Using Acquia Optimize to Audit Web Content
- Login to your Acquia Optimize Dashboard
- Navigate to the Inventory dashboard
- From the Inventory Navigation select Content to find your current pages, links, documents, and media files.
- You can also export content to a CSV file to review in a program like Excel which may make reviewing large amounts of data easier.
Step Two: Review
Once you know what’s on your site, you’ll want to review it to see what’s current, what’s out of date, and what’s not being used. Tools like Google Analytics can help you determine what content your users find most helpful.
Using Google Analytics to Review Traffic
- Login to your Google Analytics Dashboard
- Select Behavior
- Select Site Content
- Select All Pages to review your highest and lowest traffic pages.
Step Three: Remediate
For the content that needs to stay online, you’ll need to resolve any outstanding accessibility errors. You can do this by reviewing your reports in Monsido or using one of the other tools discussed in this guide.

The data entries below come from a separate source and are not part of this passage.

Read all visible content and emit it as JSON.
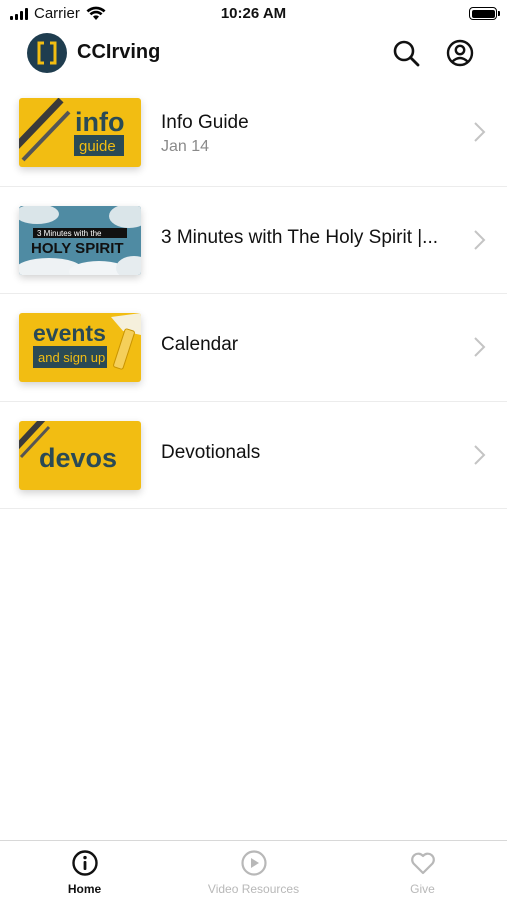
{
  "status_bar": {
    "carrier": "Carrier",
    "time": "10:26 AM"
  },
  "header": {
    "title": "CCIrving",
    "logo_icon": "bracket-logo-icon"
  },
  "list": [
    {
      "title": "Info Guide",
      "subtitle": "Jan 14",
      "thumb_text": [
        "info",
        "guide"
      ]
    },
    {
      "title": "3 Minutes with The Holy Spirit |...",
      "subtitle": "",
      "thumb_text": [
        "3 Minutes with the",
        "HOLY SPIRIT"
      ]
    },
    {
      "title": "Calendar",
      "subtitle": "",
      "thumb_text": [
        "events",
        "and sign up"
      ]
    },
    {
      "title": "Devotionals",
      "subtitle": "",
      "thumb_text": [
        "devos"
      ]
    }
  ],
  "tabs": [
    {
      "label": "Home",
      "icon": "info-circle-icon",
      "active": true
    },
    {
      "label": "Video Resources",
      "icon": "play-circle-icon",
      "active": false
    },
    {
      "label": "Give",
      "icon": "heart-icon",
      "active": false
    }
  ],
  "colors": {
    "accent_yellow": "#f2bd12",
    "brand_dark": "#1f3d4f",
    "thumb_text_dark": "#2a4a55"
  }
}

Using WordPress to Remediate Content
- Review the Accessibility Issues in Acquia Optimize to identify what pages on your site have accessibility related errors
- Login to your WordPress account to access the editor
- Review Editor Level Priority Issues to fix any related issues.
Step Four: Plan
New Web Content
Finally, you should develop some internal plans and processes for how future content is reviewed and approved prior to publishing online. After all, it’s much easier to plan for accessibility than to clean up after the fact. The WebAIM Quick Reference: Testing Web Content for Accessibility page can serve as a good guide for reviewing content.
Monitoring Current Content
Also, develop a monitoring plan for how content will be reviewed and updated on a regular basis. We recommend setting up a weekly emailed report from Acquia Optimize and spending about an hour a week reviewing the report contents and updating your site as needed. For a recommended framework, see Accessibility and Quality Assurance Review of Website.